When I first started working at SmugMug, we deployed infrequently by manually merging branches, tagging, double-checking, then running a bunch of commands (some via sudo and some not). It was an eleven step process that not all developers had access to. Developers were usually uneasy about pushing due to the complexity involved.

Eventually the process was consolidated into a shell script, which still had to be run via sudo on a designated server. More recently, the shell script was wrapped in a web app that made things much easier.

Pushit

While the web app is pretty awesome and easy to use, I thought using a real physical button to deploy code would be even better:

Introducing the SmugMug Deployinator 5000!

Front

Deployinator 5000

Inside

Deployinator 5000 inside

Buttons

Buttons

Arduino and Ethernet Shield

Arduino

The Deployinator 5000 consists of the following components:

The setup is relatively simple. The toggle switch, key lock, and two momentary switches are all wired up in sequence so the Arduino sees them as one button. When all four are pressed, the Arduino makes an HTTP POST request to our deployment server, which then pushes any pending code live. While the Arduino is waiting for the deployment to finish, it blinks the yellow LED. When the push is deployed, the green LED lights up. If something goes horribly wrong, the red LED strikes fear into the deployer’s heart.

It wasn’t too hard to wire up the Arduino, the buttons, and the LEDs, even for someone with no electronics experience (although I had a bit of help from other SmugMug employees with more experience). The fun and challenging part was finding an enclosure and mounting all the pieces inside it. Trips to Weird Stuff and Home Depot solved that problem easily!

After gutting the enclosure, I superglued the Arduino holder to the inside and drilled holes into the backing plate to mount the buttons with machine screws. I then reattached a few wires and circuitry for dramatic effect.

Long-term ideas for the Deployinator include adding larger lights, a disco ball, and playing music when a push occurs. PowerSwitch Tails would allow the Arduino to control anything that runs on 120V power.

Deploying code doesn’t have to be boring!
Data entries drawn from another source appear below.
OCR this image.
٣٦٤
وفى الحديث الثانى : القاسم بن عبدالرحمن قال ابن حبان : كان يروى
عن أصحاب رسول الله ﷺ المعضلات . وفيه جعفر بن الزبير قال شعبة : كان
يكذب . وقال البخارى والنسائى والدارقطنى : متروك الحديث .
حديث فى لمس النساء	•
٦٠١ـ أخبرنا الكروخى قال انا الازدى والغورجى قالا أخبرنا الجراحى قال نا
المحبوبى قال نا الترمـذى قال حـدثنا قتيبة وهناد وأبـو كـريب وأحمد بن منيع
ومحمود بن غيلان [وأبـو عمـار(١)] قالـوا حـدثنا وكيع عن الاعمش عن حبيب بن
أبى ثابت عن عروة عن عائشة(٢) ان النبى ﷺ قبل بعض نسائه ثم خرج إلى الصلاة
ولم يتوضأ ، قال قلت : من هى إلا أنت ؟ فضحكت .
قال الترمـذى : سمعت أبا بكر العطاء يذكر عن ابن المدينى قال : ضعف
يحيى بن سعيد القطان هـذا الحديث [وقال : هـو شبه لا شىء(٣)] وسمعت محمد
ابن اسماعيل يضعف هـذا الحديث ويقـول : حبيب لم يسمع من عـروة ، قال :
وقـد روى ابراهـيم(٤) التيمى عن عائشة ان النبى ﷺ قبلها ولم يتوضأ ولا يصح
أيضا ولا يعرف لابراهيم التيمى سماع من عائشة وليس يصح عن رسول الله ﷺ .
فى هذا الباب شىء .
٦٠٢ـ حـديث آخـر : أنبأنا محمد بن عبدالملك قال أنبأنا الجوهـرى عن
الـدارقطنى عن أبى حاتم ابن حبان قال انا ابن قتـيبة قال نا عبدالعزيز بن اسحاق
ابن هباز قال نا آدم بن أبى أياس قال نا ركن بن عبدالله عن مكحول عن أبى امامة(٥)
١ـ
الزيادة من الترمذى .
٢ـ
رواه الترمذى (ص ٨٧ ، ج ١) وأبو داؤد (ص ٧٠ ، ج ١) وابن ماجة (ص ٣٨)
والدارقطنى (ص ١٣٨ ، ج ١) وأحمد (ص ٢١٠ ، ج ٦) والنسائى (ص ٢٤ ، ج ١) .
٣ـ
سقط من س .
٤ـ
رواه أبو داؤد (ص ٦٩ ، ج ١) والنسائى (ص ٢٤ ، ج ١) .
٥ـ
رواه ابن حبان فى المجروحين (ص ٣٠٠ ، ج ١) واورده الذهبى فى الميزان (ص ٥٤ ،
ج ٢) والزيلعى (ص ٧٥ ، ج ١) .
- Ryan Doherty, SmugMug DevOps

Categories: DevOps Tags: ,
  1. January 30, 2013 at 12:46 pm

    Very cool but Deployinator is actually the name of an open source project, created by the Etsy team, to deploy code. https://github.com/etsy/deployinator

  2. January 30, 2013 at 2:30 pm

    @David: But this is the Deployinator _5000_! It’s, like, 5,000 times better than a plain old Deployinator. :)

    But don’t worry, if SmugMug decides to start mass producing ridiculously awesome push-button deployment hardware, we’ll use a name that isn’t already taken.

  3. Jeff
    January 30, 2013 at 8:20 pm

    It desperately needs sounds added. Increasing intensity power-up sounds for power and prime, then something suitable for deploy and success/fail :)

    Cool.

    • January 30, 2013 at 8:43 pm

      @Jeff: Definitely! I have a ton of ideas for how to improve it :)

  4. February 1, 2013 at 2:11 pm

    Is this project open source? Any links to the Arduino and app code?

    • February 1, 2013 at 2:29 pm

      The Arduino wiring and code is pretty much identical to what you can find on the Arduino tutorials http://arduino.cc/en/Tutorial/HomePage . There’s button code and web client code, so just mash the two together and it will work :)

      Our deployment app is a thin PHP app wrapped around a bash script wrapped around git, it’s pretty specific to our environment. If you want something premade and usable I recommend Etsy’s Deployinator : https://github.com/etsy/deployinator

  5. michael mitchell
    July 30, 2013 at 1:12 pm

    Will you be writing a blog post on developing the new SmugMug?